Tool of the Month: Our Largest Toolbox, the Building

The building is a tool you say? Ah, certainly! Sort of a tool box. Without it, all the smaller tools would get rusty.

A group from the University of Vermont took a Behind the Scenes tour with emphasis on the building. A little later they sent a wonderful photo that had been taken in 1976. It shows an earlier UVM crew doing historic recording.

All sorts of interesting things here.
Under the ladder, the whitewash was still bright on the wall, while now there’s much more brick showing through. (Whitewash is an inexpensive calcium compound that can be applied like paint to improve the reflected light in a room.) You can see the shadow of the two-story peaked roof as well as the three-story one from later on that was nearly flat. There are various other “shadows” in the whitewash there that are mysteries to me.
Here is a picture that’s “circa Civil War”. It’s from a stereopticon. The uniquely-shaped roof left its mark in the whitewash.
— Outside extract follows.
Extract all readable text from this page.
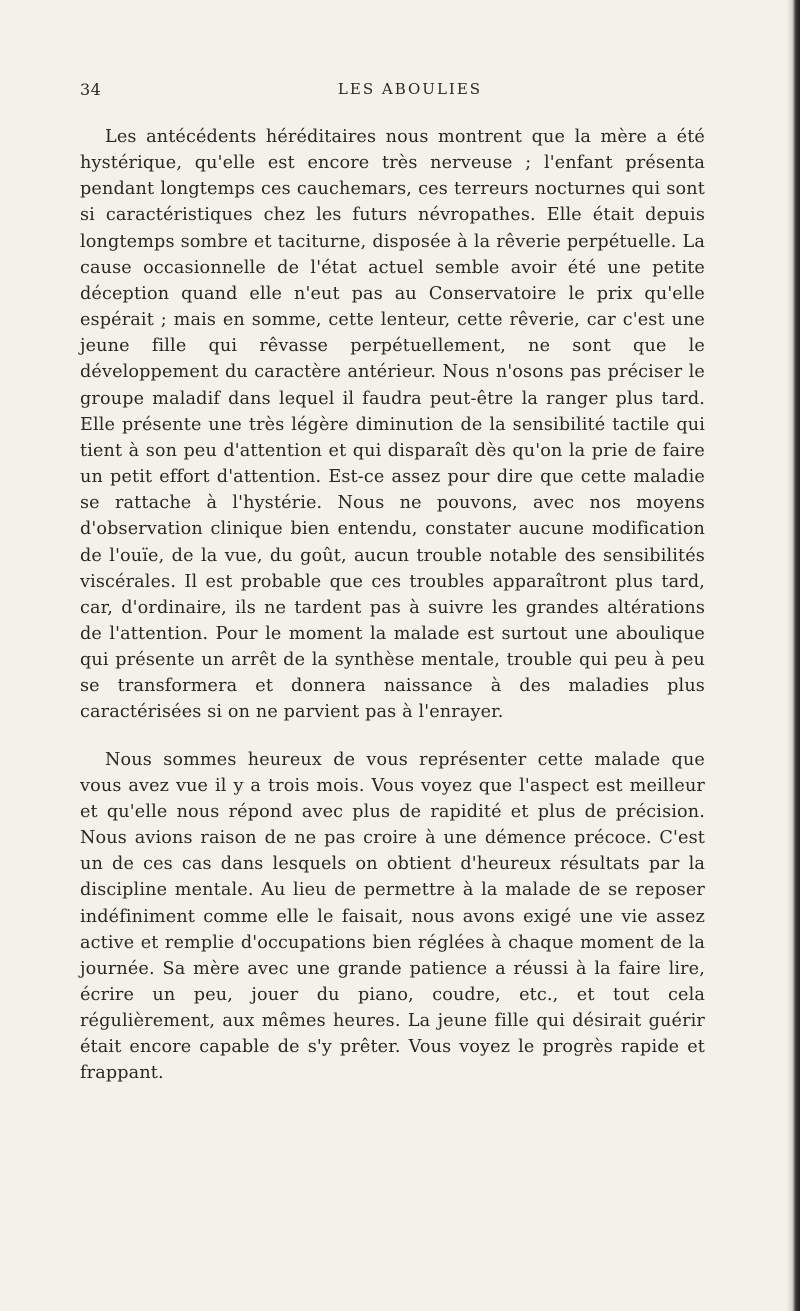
34	LES ABOULIES

Les antécédents héréditaires nous montrent que la mère a été hystérique, qu'elle est encore très nerveuse ; l'enfant présenta pendant longtemps ces cauchemars, ces terreurs nocturnes qui sont si caractéristiques chez les futurs névropathes. Elle était depuis longtemps sombre et taciturne, disposée à la rêverie perpétuelle. La cause occasionnelle de l'état actuel semble avoir été une petite déception quand elle n'eut pas au Conservatoire le prix qu'elle espérait ; mais en somme, cette lenteur, cette rêverie, car c'est une jeune fille qui rêvasse perpétuellement, ne sont que le développement du caractère antérieur. Nous n'osons pas préciser le groupe maladif dans lequel il faudra peut-être la ranger plus tard. Elle présente une très légère diminution de la sensibilité tactile qui tient à son peu d'attention et qui disparaît dès qu'on la prie de faire un petit effort d'attention. Est-ce assez pour dire que cette maladie se rattache à l'hystérie. Nous ne pouvons, avec nos moyens d'observation clinique bien entendu, constater aucune modification de l'ouïe, de la vue, du goût, aucun trouble notable des sensibilités viscérales. Il est probable que ces troubles apparaîtront plus tard, car, d'ordinaire, ils ne tardent pas à suivre les grandes altérations de l'attention. Pour le moment la malade est surtout une aboulique qui présente un arrêt de la synthèse mentale, trouble qui peu à peu se transformera et donnera naissance à des maladies plus caractérisées si on ne parvient pas à l'enrayer.

Nous sommes heureux de vous représenter cette malade que vous avez vue il y a trois mois. Vous voyez que l'aspect est meilleur et qu'elle nous répond avec plus de rapidité et plus de précision. Nous avions raison de ne pas croire à une démence précoce. C'est un de ces cas dans lesquels on obtient d'heureux résultats par la discipline mentale. Au lieu de permettre à la malade de se reposer indéfiniment comme elle le faisait, nous avons exigé une vie assez active et remplie d'occupations bien réglées à chaque moment de la journée. Sa mère avec une grande patience a réussi à la faire lire, écrire un peu, jouer du piano, coudre, etc., et tout cela régulièrement, aux mêmes heures. La jeune fille qui désirait guérir était encore capable de s'y prêter. Vous voyez le progrès rapide et frappant.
This shows the addition in three-story form. It was torn down in the 1950s. (Note the cute vent pipe.)

With lots of magnification we can see what they had for a weathervane in 1909: an eagle!

The bell wasn’t up yet in 1976. There was a weathervane in place, and it looks like a rifle, but I don’t know if it’s the one we have now. Our founder Ed Battison had the present one made of fiberglass with a stainless steel armature by an auto body shop in Washington, DC during the time he worked at the Smithsonian (1957 – 1977). Here’s the current weather vane. It’s reproduces the Army’s Model of 1841 rifle, which was what the Museum’s building was built to manufacture.

The big ground-level overhead door was very thankfully replaced with hinged doors in 2006. The old one didn’t go all the way to the floor and had to have a wide board below it to fill the space (among other problems). The gap you see in the 1976 photo is wider than the board was; the door is shown somewhat raised.
To the right of that door, there’s a solid looking wall. When I came here in 1999, there was a hole in the bricks that was big enough for a human to squeeze through! They had some junk piled against the inside, presumably to keep people out. I have only my speculations about how all that came about.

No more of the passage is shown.